In regards to impact of the level of education on work force participation, it is noticeable that among Arab women in Jerusalem, the rate of participation in the work force was higher among women with a higher level of education. 8% of women with secondary school education participated in the work force. 2% of all Arab women living in Jerusalem have attained a Master's degree - 66% of them are in the work force.
This is true also considering Arab women in Israel at large – 28% of women with secondary school education participated in the work force, compared with 88% of women with Master’s degrees.
This effect of education on the motivation to participate in the work force also exists to some extent among women in the Jewish sector, but is much more significant among Arab women. 
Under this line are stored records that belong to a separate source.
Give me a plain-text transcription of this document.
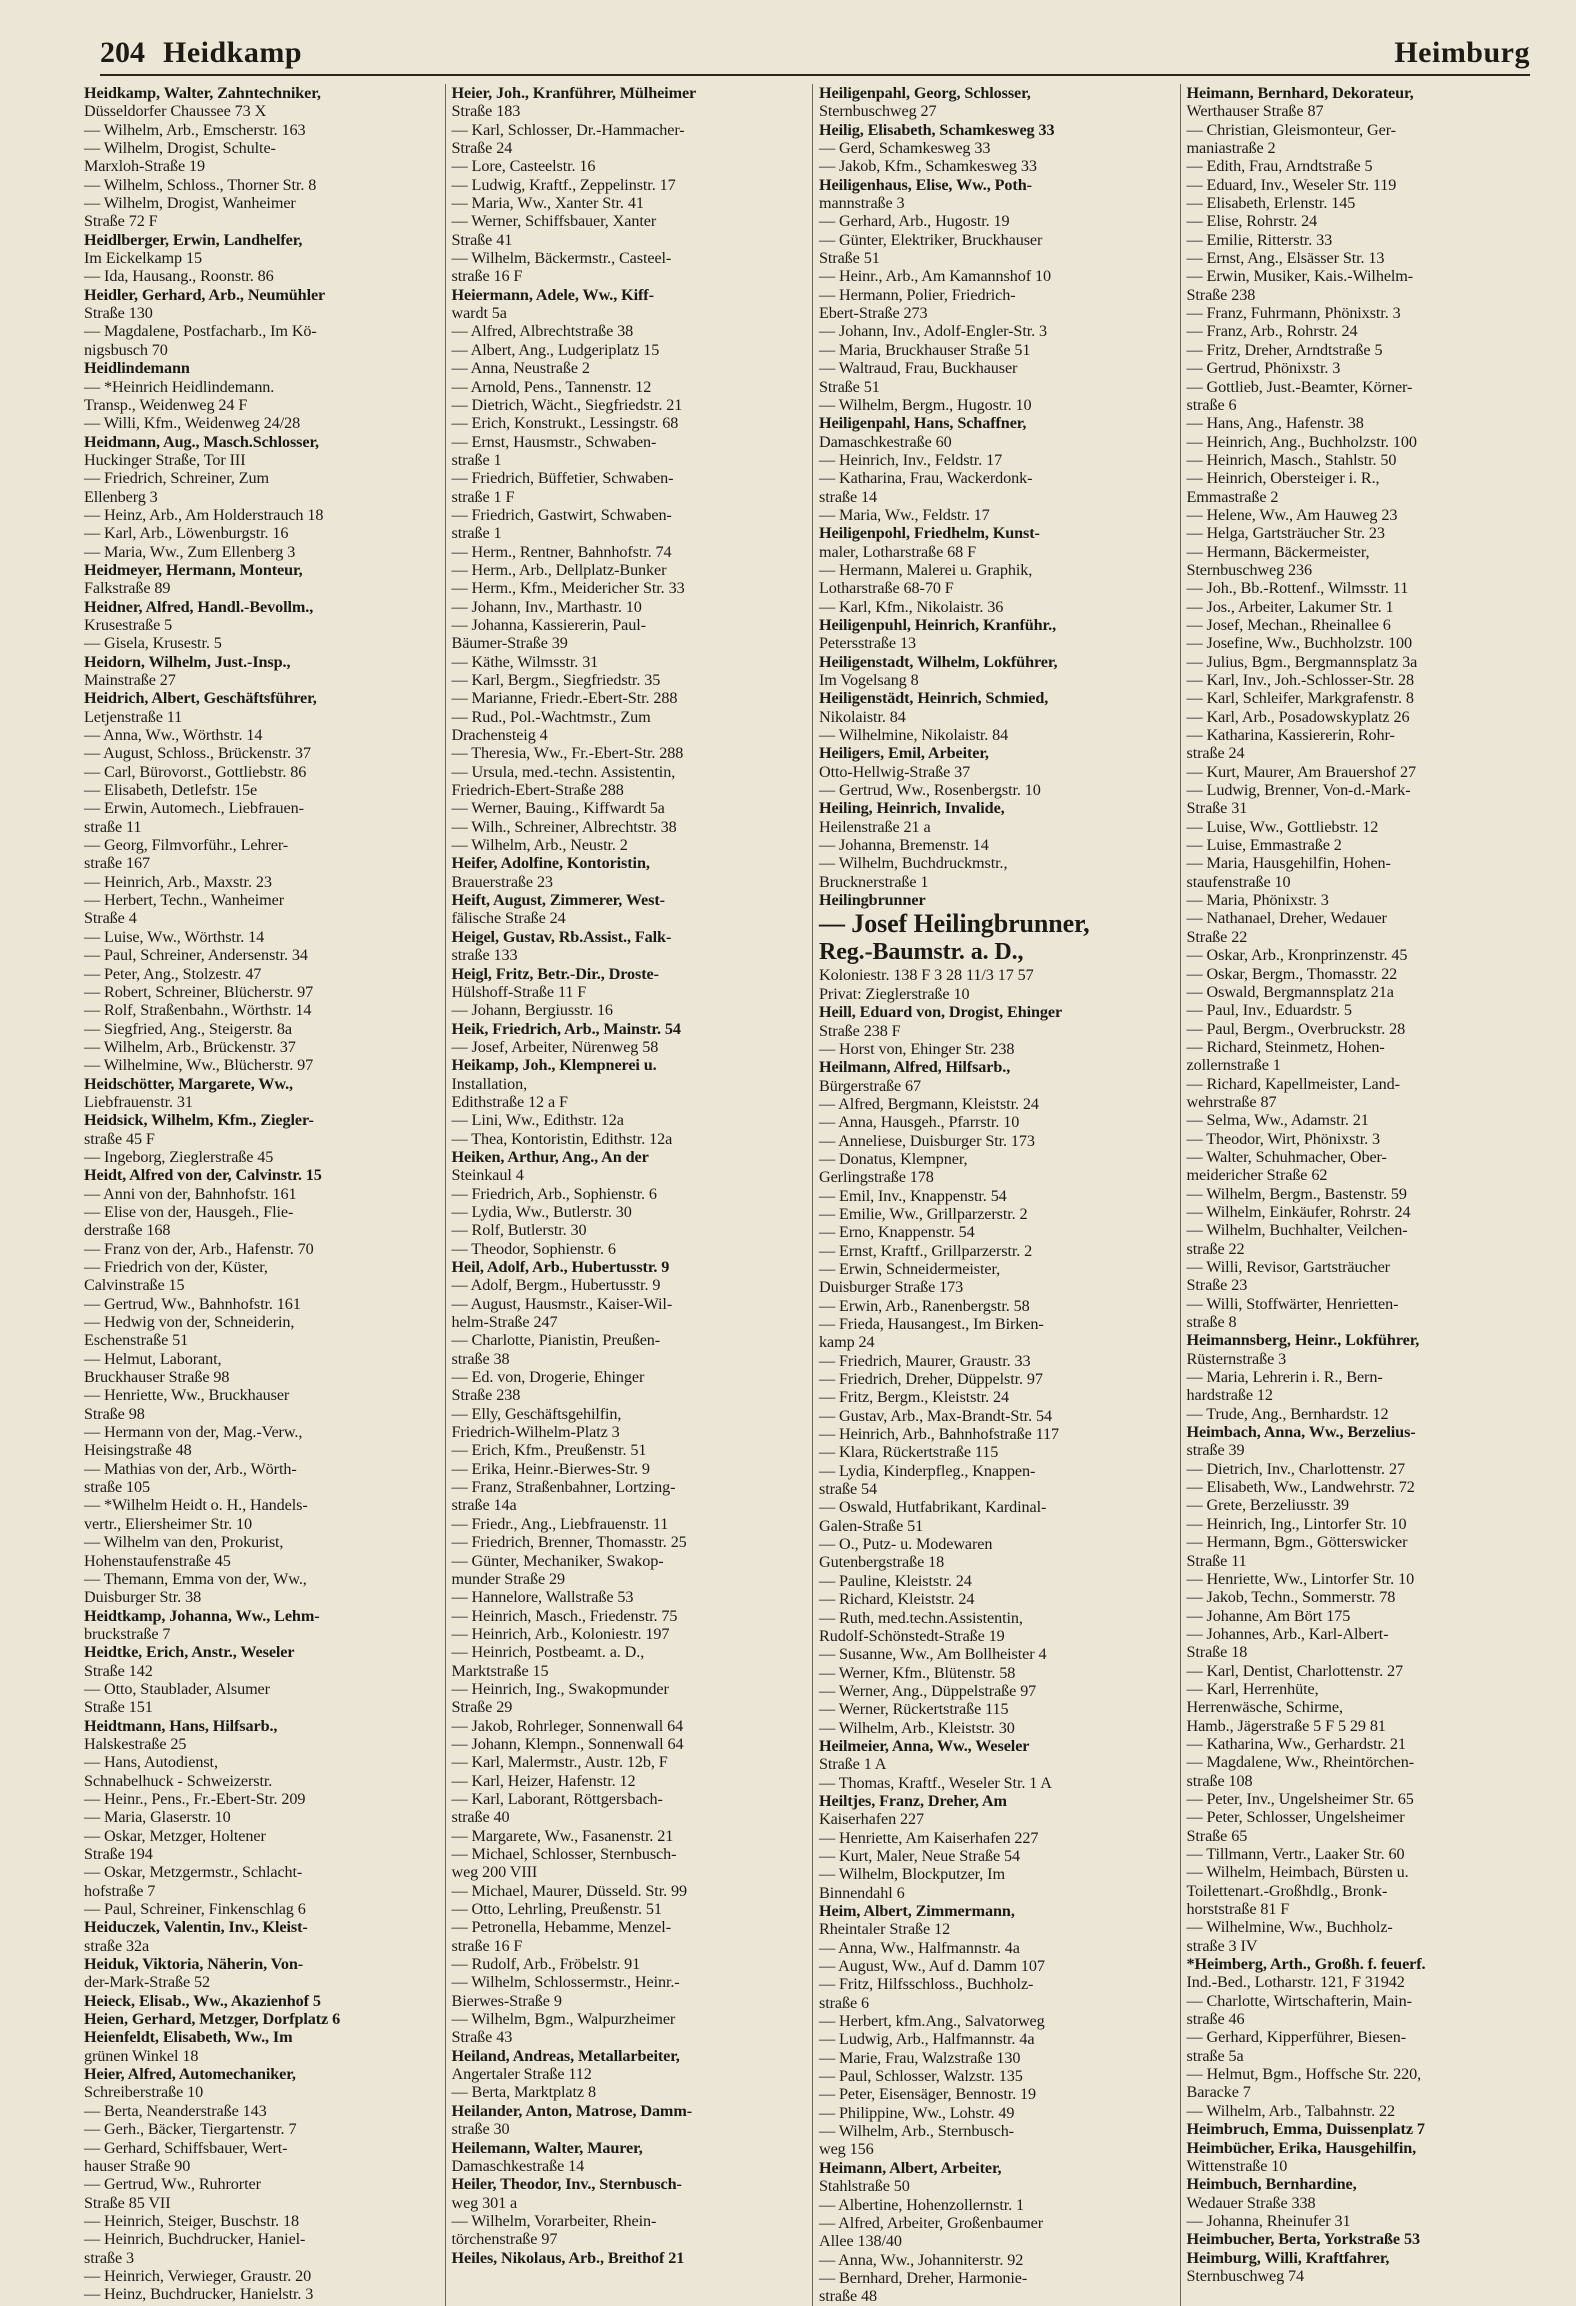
204 Heidkamp	Heimburg
Heidkamp, Walter, Zahntechniker,
Düsseldorfer Chaussee 73 X
— Wilhelm, Arb., Emscherstr. 163
— Wilhelm, Drogist, Schulte-
Marxloh-Straße 19
— Wilhelm, Schloss., Thorner Str. 8
— Wilhelm, Drogist, Wanheimer
Straße 72 F
Heidlberger, Erwin, Landhelfer,
Im Eickelkamp 15
— Ida, Hausang., Roonstr. 86
Heidler, Gerhard, Arb., Neumühler
Straße 130
— Magdalene, Postfacharb., Im Kö-
nigsbusch 70
Heidlindemann
— *Heinrich Heidlindemann.
Transp., Weidenweg 24 F
— Willi, Kfm., Weidenweg 24/28
Heidmann, Aug., Masch.Schlosser,
Huckinger Straße, Tor III
— Friedrich, Schreiner, Zum
Ellenberg 3
— Heinz, Arb., Am Holderstrauch 18
— Karl, Arb., Löwenburgstr. 16
— Maria, Ww., Zum Ellenberg 3
Heidmeyer, Hermann, Monteur,
Falkstraße 89
Heidner, Alfred, Handl.-Bevollm.,
Krusestraße 5
— Gisela, Krusestr. 5
Heidorn, Wilhelm, Just.-Insp.,
Mainstraße 27
Heidrich, Albert, Geschäftsführer,
Letjenstraße 11
— Anna, Ww., Wörthstr. 14
— August, Schloss., Brückenstr. 37
— Carl, Bürovorst., Gottliebstr. 86
— Elisabeth, Detlefstr. 15e
— Erwin, Automech., Liebfrauen-
straße 11
— Georg, Filmvorführ., Lehrer-
straße 167
— Heinrich, Arb., Maxstr. 23
— Herbert, Techn., Wanheimer
Straße 4
— Luise, Ww., Wörthstr. 14
— Paul, Schreiner, Andersenstr. 34
— Peter, Ang., Stolzestr. 47
— Robert, Schreiner, Blücherstr. 97
— Rolf, Straßenbahn., Wörthstr. 14
— Siegfried, Ang., Steigerstr. 8a
— Wilhelm, Arb., Brückenstr. 37
— Wilhelmine, Ww., Blücherstr. 97
Heidschötter, Margarete, Ww.,
Liebfrauenstr. 31
Heidsick, Wilhelm, Kfm., Ziegler-
straße 45 F
— Ingeborg, Zieglerstraße 45
Heidt, Alfred von der, Calvinstr. 15
— Anni von der, Bahnhofstr. 161
— Elise von der, Hausgeh., Flie-
derstraße 168
— Franz von der, Arb., Hafenstr. 70
— Friedrich von der, Küster,
Calvinstraße 15
— Gertrud, Ww., Bahnhofstr. 161
— Hedwig von der, Schneiderin,
Eschenstraße 51
— Helmut, Laborant,
Bruckhauser Straße 98
— Henriette, Ww., Bruckhauser
Straße 98
— Hermann von der, Mag.-Verw.,
Heisingstraße 48
— Mathias von der, Arb., Wörth-
straße 105
— *Wilhelm Heidt o. H., Handels-
vertr., Eliersheimer Str. 10
— Wilhelm van den, Prokurist,
Hohenstaufenstraße 45
— Themann, Emma von der, Ww.,
Duisburger Str. 38
Heidtkamp, Johanna, Ww., Lehm-
bruckstraße 7
Heidtke, Erich, Anstr., Weseler
Straße 142
— Otto, Staublader, Alsumer
Straße 151
Heidtmann, Hans, Hilfsarb.,
Halskestraße 25
— Hans, Autodienst,
Schnabelhuck - Schweizerstr.
— Heinr., Pens., Fr.-Ebert-Str. 209
— Maria, Glaserstr. 10
— Oskar, Metzger, Holtener
Straße 194
— Oskar, Metzgermstr., Schlacht-
hofstraße 7
— Paul, Schreiner, Finkenschlag 6
Heiduczek, Valentin, Inv., Kleist-
straße 32a
Heiduk, Viktoria, Näherin, Von-
der-Mark-Straße 52
Heieck, Elisab., Ww., Akazienhof 5
Heien, Gerhard, Metzger, Dorfplatz 6
Heienfeldt, Elisabeth, Ww., Im
grünen Winkel 18
Heier, Alfred, Automechaniker,
Schreiberstraße 10
— Berta, Neanderstraße 143
— Gerh., Bäcker, Tiergartenstr. 7
— Gerhard, Schiffsbauer, Wert-
hauser Straße 90
— Gertrud, Ww., Ruhrorter
Straße 85 VII
— Heinrich, Steiger, Buschstr. 18
— Heinrich, Buchdrucker, Haniel-
straße 3
— Heinrich, Verwieger, Graustr. 20
— Heinz, Buchdrucker, Hanielstr. 3
Heier, Joh., Kranführer, Mülheimer
Straße 183
— Karl, Schlosser, Dr.-Hammacher-
Straße 24
— Lore, Casteelstr. 16
— Ludwig, Kraftf., Zeppelinstr. 17
— Maria, Ww., Xanter Str. 41
— Werner, Schiffsbauer, Xanter
Straße 41
— Wilhelm, Bäckermstr., Casteel-
straße 16 F
Heiermann, Adele, Ww., Kiff-
wardt 5a
— Alfred, Albrechtstraße 38
— Albert, Ang., Ludgeriplatz 15
— Anna, Neustraße 2
— Arnold, Pens., Tannenstr. 12
— Dietrich, Wächt., Siegfriedstr. 21
— Erich, Konstrukt., Lessingstr. 68
— Ernst, Hausmstr., Schwaben-
straße 1
— Friedrich, Büffetier, Schwaben-
straße 1 F
— Friedrich, Gastwirt, Schwaben-
straße 1
— Herm., Rentner, Bahnhofstr. 74
— Herm., Arb., Dellplatz-Bunker
— Herm., Kfm., Meidericher Str. 33
— Johann, Inv., Marthastr. 10
— Johanna, Kassiererin, Paul-
Bäumer-Straße 39
— Käthe, Wilmsstr. 31
— Karl, Bergm., Siegfriedstr. 35
— Marianne, Friedr.-Ebert-Str. 288
— Rud., Pol.-Wachtmstr., Zum
Drachensteig 4
— Theresia, Ww., Fr.-Ebert-Str. 288
— Ursula, med.-techn. Assistentin,
Friedrich-Ebert-Straße 288
— Werner, Bauing., Kiffwardt 5a
— Wilh., Schreiner, Albrechtstr. 38
— Wilhelm, Arb., Neustr. 2
Heifer, Adolfine, Kontoristin,
Brauerstraße 23
Heift, August, Zimmerer, West-
fälische Straße 24
Heigel, Gustav, Rb.Assist., Falk-
straße 133
Heigl, Fritz, Betr.-Dir., Droste-
Hülshoff-Straße 11 F
— Johann, Bergiusstr. 16
Heik, Friedrich, Arb., Mainstr. 54
— Josef, Arbeiter, Nürenweg 58
Heikamp, Joh., Klempnerei u.
Installation,
Edithstraße 12 a F
— Lini, Ww., Edithstr. 12a
— Thea, Kontoristin, Edithstr. 12a
Heiken, Arthur, Ang., An der
Steinkaul 4
— Friedrich, Arb., Sophienstr. 6
— Lydia, Ww., Butlerstr. 30
— Rolf, Butlerstr. 30
— Theodor, Sophienstr. 6
Heil, Adolf, Arb., Hubertusstr. 9
— Adolf, Bergm., Hubertusstr. 9
— August, Hausmstr., Kaiser-Wil-
helm-Straße 247
— Charlotte, Pianistin, Preußen-
straße 38
— Ed. von, Drogerie, Ehinger
Straße 238
— Elly, Geschäftsgehilfin,
Friedrich-Wilhelm-Platz 3
— Erich, Kfm., Preußenstr. 51
— Erika, Heinr.-Bierwes-Str. 9
— Franz, Straßenbahner, Lortzing-
straße 14a
— Friedr., Ang., Liebfrauenstr. 11
— Friedrich, Brenner, Thomasstr. 25
— Günter, Mechaniker, Swakop-
munder Straße 29
— Hannelore, Wallstraße 53
— Heinrich, Masch., Friedenstr. 75
— Heinrich, Arb., Koloniestr. 197
— Heinrich, Postbeamt. a. D.,
Marktstraße 15
— Heinrich, Ing., Swakopmunder
Straße 29
— Jakob, Rohrleger, Sonnenwall 64
— Johann, Klempn., Sonnenwall 64
— Karl, Malermstr., Austr. 12b, F
— Karl, Heizer, Hafenstr. 12
— Karl, Laborant, Röttgersbach-
straße 40
— Margarete, Ww., Fasanenstr. 21
— Michael, Schlosser, Sternbusch-
weg 200 VIII
— Michael, Maurer, Düsseld. Str. 99
— Otto, Lehrling, Preußenstr. 51
— Petronella, Hebamme, Menzel-
straße 16 F
— Rudolf, Arb., Fröbelstr. 91
— Wilhelm, Schlossermstr., Heinr.-
Bierwes-Straße 9
— Wilhelm, Bgm., Walpurzheimer
Straße 43
Heiland, Andreas, Metallarbeiter,
Angertaler Straße 112
— Berta, Marktplatz 8
Heilander, Anton, Matrose, Damm-
straße 30
Heilemann, Walter, Maurer,
Damaschkestraße 14
Heiler, Theodor, Inv., Sternbusch-
weg 301 a
— Wilhelm, Vorarbeiter, Rhein-
törchenstraße 97
Heiles, Nikolaus, Arb., Breithof 21
Heiligenpahl, Georg, Schlosser,
Sternbuschweg 27
Heilig, Elisabeth, Schamkesweg 33
— Gerd, Schamkesweg 33
— Jakob, Kfm., Schamkesweg 33
Heiligenhaus, Elise, Ww., Poth-
mannstraße 3
— Gerhard, Arb., Hugostr. 19
— Günter, Elektriker, Bruckhauser
Straße 51
— Heinr., Arb., Am Kamannshof 10
— Hermann, Polier, Friedrich-
Ebert-Straße 273
— Johann, Inv., Adolf-Engler-Str. 3
— Maria, Bruckhauser Straße 51
— Waltraud, Frau, Buckhauser
Straße 51
— Wilhelm, Bergm., Hugostr. 10
Heiligenpahl, Hans, Schaffner,
Damaschkestraße 60
— Heinrich, Inv., Feldstr. 17
— Katharina, Frau, Wackerdonk-
straße 14
— Maria, Ww., Feldstr. 17
Heiligenpohl, Friedhelm, Kunst-
maler, Lotharstraße 68 F
— Hermann, Malerei u. Graphik,
Lotharstraße 68-70 F
— Karl, Kfm., Nikolaistr. 36
Heiligenpuhl, Heinrich, Kranführ.,
Petersstraße 13
Heiligenstadt, Wilhelm, Lokführer,
Im Vogelsang 8
Heiligenstädt, Heinrich, Schmied,
Nikolaistr. 84
— Wilhelmine, Nikolaistr. 84
Heiligers, Emil, Arbeiter,
Otto-Hellwig-Straße 37
— Gertrud, Ww., Rosenbergstr. 10
Heiling, Heinrich, Invalide,
Heilenstraße 21 a
— Johanna, Bremenstr. 14
— Wilhelm, Buchdruckmstr.,
Brucknerstraße 1
Heilingbrunner
— Josef Heilingbrunner,
Reg.-Baumstr. a. D.,
Koloniestr. 138 F 3 28 11/3 17 57
Privat: Zieglerstraße 10
Heill, Eduard von, Drogist, Ehinger
Straße 238 F
— Horst von, Ehinger Str. 238
Heilmann, Alfred, Hilfsarb.,
Bürgerstraße 67
— Alfred, Bergmann, Kleiststr. 24
— Anna, Hausgeh., Pfarrstr. 10
— Anneliese, Duisburger Str. 173
— Donatus, Klempner,
Gerlingstraße 178
— Emil, Inv., Knappenstr. 54
— Emilie, Ww., Grillparzerstr. 2
— Erno, Knappenstr. 54
— Ernst, Kraftf., Grillparzerstr. 2
— Erwin, Schneidermeister,
Duisburger Straße 173
— Erwin, Arb., Ranenbergstr. 58
— Frieda, Hausangest., Im Birken-
kamp 24
— Friedrich, Maurer, Graustr. 33
— Friedrich, Dreher, Düppelstr. 97
— Fritz, Bergm., Kleiststr. 24
— Gustav, Arb., Max-Brandt-Str. 54
— Heinrich, Arb., Bahnhofstraße 117
— Klara, Rückertstraße 115
— Lydia, Kinderpfleg., Knappen-
straße 54
— Oswald, Hutfabrikant, Kardinal-
Galen-Straße 51
— O., Putz- u. Modewaren
Gutenbergstraße 18
— Pauline, Kleiststr. 24
— Richard, Kleiststr. 24
— Ruth, med.techn.Assistentin,
Rudolf-Schönstedt-Straße 19
— Susanne, Ww., Am Bollheister 4
— Werner, Kfm., Blütenstr. 58
— Werner, Ang., Düppelstraße 97
— Werner, Rückertstraße 115
— Wilhelm, Arb., Kleiststr. 30
Heilmeier, Anna, Ww., Weseler
Straße 1 A
— Thomas, Kraftf., Weseler Str. 1 A
Heiltjes, Franz, Dreher, Am
Kaiserhafen 227
— Henriette, Am Kaiserhafen 227
— Kurt, Maler, Neue Straße 54
— Wilhelm, Blockputzer, Im
Binnendahl 6
Heim, Albert, Zimmermann,
Rheintaler Straße 12
— Anna, Ww., Halfmannstr. 4a
— August, Ww., Auf d. Damm 107
— Fritz, Hilfsschloss., Buchholz-
straße 6
— Herbert, kfm.Ang., Salvatorweg
— Ludwig, Arb., Halfmannstr. 4a
— Marie, Frau, Walzstraße 130
— Paul, Schlosser, Walzstr. 135
— Peter, Eisensäger, Bennostr. 19
— Philippine, Ww., Lohstr. 49
— Wilhelm, Arb., Sternbusch-
weg 156
Heimann, Albert, Arbeiter,
Stahlstraße 50
— Albertine, Hohenzollernstr. 1
— Alfred, Arbeiter, Großenbaumer
Allee 138/40
— Anna, Ww., Johanniterstr. 92
— Bernhard, Dreher, Harmonie-
straße 48
Heimann, Bernhard, Dekorateur,
Werthauser Straße 87
— Christian, Gleismonteur, Ger-
maniastraße 2
— Edith, Frau, Arndtstraße 5
— Eduard, Inv., Weseler Str. 119
— Elisabeth, Erlenstr. 145
— Elise, Rohrstr. 24
— Emilie, Ritterstr. 33
— Ernst, Ang., Elsässer Str. 13
— Erwin, Musiker, Kais.-Wilhelm-
Straße 238
— Franz, Fuhrmann, Phönixstr. 3
— Franz, Arb., Rohrstr. 24
— Fritz, Dreher, Arndtstraße 5
— Gertrud, Phönixstr. 3
— Gottlieb, Just.-Beamter, Körner-
straße 6
— Hans, Ang., Hafenstr. 38
— Heinrich, Ang., Buchholzstr. 100
— Heinrich, Masch., Stahlstr. 50
— Heinrich, Obersteiger i. R.,
Emmastraße 2
— Helene, Ww., Am Hauweg 23
— Helga, Gartsträucher Str. 23
— Hermann, Bäckermeister,
Sternbuschweg 236
— Joh., Bb.-Rottenf., Wilmsstr. 11
— Jos., Arbeiter, Lakumer Str. 1
— Josef, Mechan., Rheinallee 6
— Josefine, Ww., Buchholzstr. 100
— Julius, Bgm., Bergmannsplatz 3a
— Karl, Inv., Joh.-Schlosser-Str. 28
— Karl, Schleifer, Markgrafenstr. 8
— Karl, Arb., Posadowskyplatz 26
— Katharina, Kassiererin, Rohr-
straße 24
— Kurt, Maurer, Am Brauershof 27
— Ludwig, Brenner, Von-d.-Mark-
Straße 31
— Luise, Ww., Gottliebstr. 12
— Luise, Emmastraße 2
— Maria, Hausgehilfin, Hohen-
staufenstraße 10
— Maria, Phönixstr. 3
— Nathanael, Dreher, Wedauer
Straße 22
— Oskar, Arb., Kronprinzenstr. 45
— Oskar, Bergm., Thomasstr. 22
— Oswald, Bergmannsplatz 21a
— Paul, Inv., Eduardstr. 5
— Paul, Bergm., Overbruckstr. 28
— Richard, Steinmetz, Hohen-
zollernstraße 1
— Richard, Kapellmeister, Land-
wehrstraße 87
— Selma, Ww., Adamstr. 21
— Theodor, Wirt, Phönixstr. 3
— Walter, Schuhmacher, Ober-
meidericher Straße 62
— Wilhelm, Bergm., Bastenstr. 59
— Wilhelm, Einkäufer, Rohrstr. 24
— Wilhelm, Buchhalter, Veilchen-
straße 22
— Willi, Revisor, Gartsträucher
Straße 23
— Willi, Stoffwärter, Henrietten-
straße 8
Heimannsberg, Heinr., Lokführer,
Rüsternstraße 3
— Maria, Lehrerin i. R., Bern-
hardstraße 12
— Trude, Ang., Bernhardstr. 12
Heimbach, Anna, Ww., Berzelius-
straße 39
— Dietrich, Inv., Charlottenstr. 27
— Elisabeth, Ww., Landwehrstr. 72
— Grete, Berzeliusstr. 39
— Heinrich, Ing., Lintorfer Str. 10
— Hermann, Bgm., Götterswicker
Straße 11
— Henriette, Ww., Lintorfer Str. 10
— Jakob, Techn., Sommerstr. 78
— Johanne, Am Bört 175
— Johannes, Arb., Karl-Albert-
Straße 18
— Karl, Dentist, Charlottenstr. 27
— Karl, Herrenhüte,
Herrenwäsche, Schirme,
Hamb., Jägerstraße 5 F 5 29 81
— Katharina, Ww., Gerhardstr. 21
— Magdalene, Ww., Rheintörchen-
straße 108
— Peter, Inv., Ungelsheimer Str. 65
— Peter, Schlosser, Ungelsheimer
Straße 65
— Tillmann, Vertr., Laaker Str. 60
— Wilhelm, Heimbach, Bürsten u.
Toilettenart.-Großhdlg., Bronk-
horststraße 81 F
— Wilhelmine, Ww., Buchholz-
straße 3 IV
*Heimberg, Arth., Großh. f. feuerf.
Ind.-Bed., Lotharstr. 121, F 31942
— Charlotte, Wirtschafterin, Main-
straße 46
— Gerhard, Kipperführer, Biesen-
straße 5a
— Helmut, Bgm., Hoffsche Str. 220,
Baracke 7
— Wilhelm, Arb., Talbahnstr. 22
Heimbruch, Emma, Duissenplatz 7
Heimbücher, Erika, Hausgehilfin,
Wittenstraße 10
Heimbuch, Bernhardine,
Wedauer Straße 338
— Johanna, Rheinufer 31
Heimbucher, Berta, Yorkstraße 53
Heimburg, Willi, Kraftfahrer,
Sternbuschweg 74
Sources: Central Bureau of Statistics, Statistical Yearbook of Jerusalem 2016 

Sunday, December 18, 2016

Comings and Goings

Yair Assaf-Shapira
Jerusalem Institute for Policy Research   en.jerusaleminstitute.org.il

In 2014 a total of 10,350 people moved to Jerusalem from other localities in Israel. In the same year 17,090 men, women, and children left Jerusalem. Jerusalem is Israel’s most populous city, yet in terms of incoming as well as outgoing residents – or in-migrants and out-migrants in the professional jargon – it is second to Tel Aviv. A total of 20,520 people moved to Tel Aviv, and 21,450 left. In other words, 4.8% of Tel Aviv’s population as of the close of 2014 were newly arrived residents and 5.1% of its residents at the start of 2014 left the city during the course of the year. In Jerusalem 1.3% of the population were in-migrants, and 2.1% were out-migrants. Adjusting the data to the Jewish population, given that migration among the Arab population is minimal and largely unreported, the figures stand at 1.9% and 3.3%, respectively.
High rates of in-migration and out-migration reflect a high population turnover in a city. Often this results from a city being located at the center of a metropolis or adjacent to it. In Givatayim, for example, the rates of in-migration and out-migration are 6.4% and 6.5%, respectively, and among Israel’s cities with a population of more than 20,000 residents, it is second only to Eilat (6.8% and 7.4%). Haifa, too, has higher rates than Jerusalem, at 2.8% and 3.2%. The higher the rates, the faster the population turnover of a city: it might serve as a “transfer station” where new residents, such as university students, leave the city after a certain period, or it might be that new residents take the place of other population groups that have moved away. Another possibility is an influx of newcomers moving into newly built housing – a situation that draws many new residents with no parallel outflow.
A city’s migration balance – the difference between in-migration and out-migration – can tell us whether population turnover or newly built housing is behind the change. The highest migration balance in relation to the population (among cities with a population of more than 20,000) was recorded in Yavne, at 6.7%, indicating the net addition of newly arrived residents minus out-migrants, as a percentage of the population. That number is exceptionally high, and it is followed by Pardes Hannah and Hod HaSharon (1.8%) and Kiyat Ono (1.7%). These localities are characterized by widespread construction, usually on the same scale as their migration balance in terms of number of apartments.
Large negative migration balances in relation to the population size were recorded in Mevasseret Zion (-2.7%) and Safed (-2.3%). Jerusalem had a negative migration balance in 2014, at -0.8%. The figures for Tel Aviv and Haifa that year were -0.2% and -0.4%, respectively.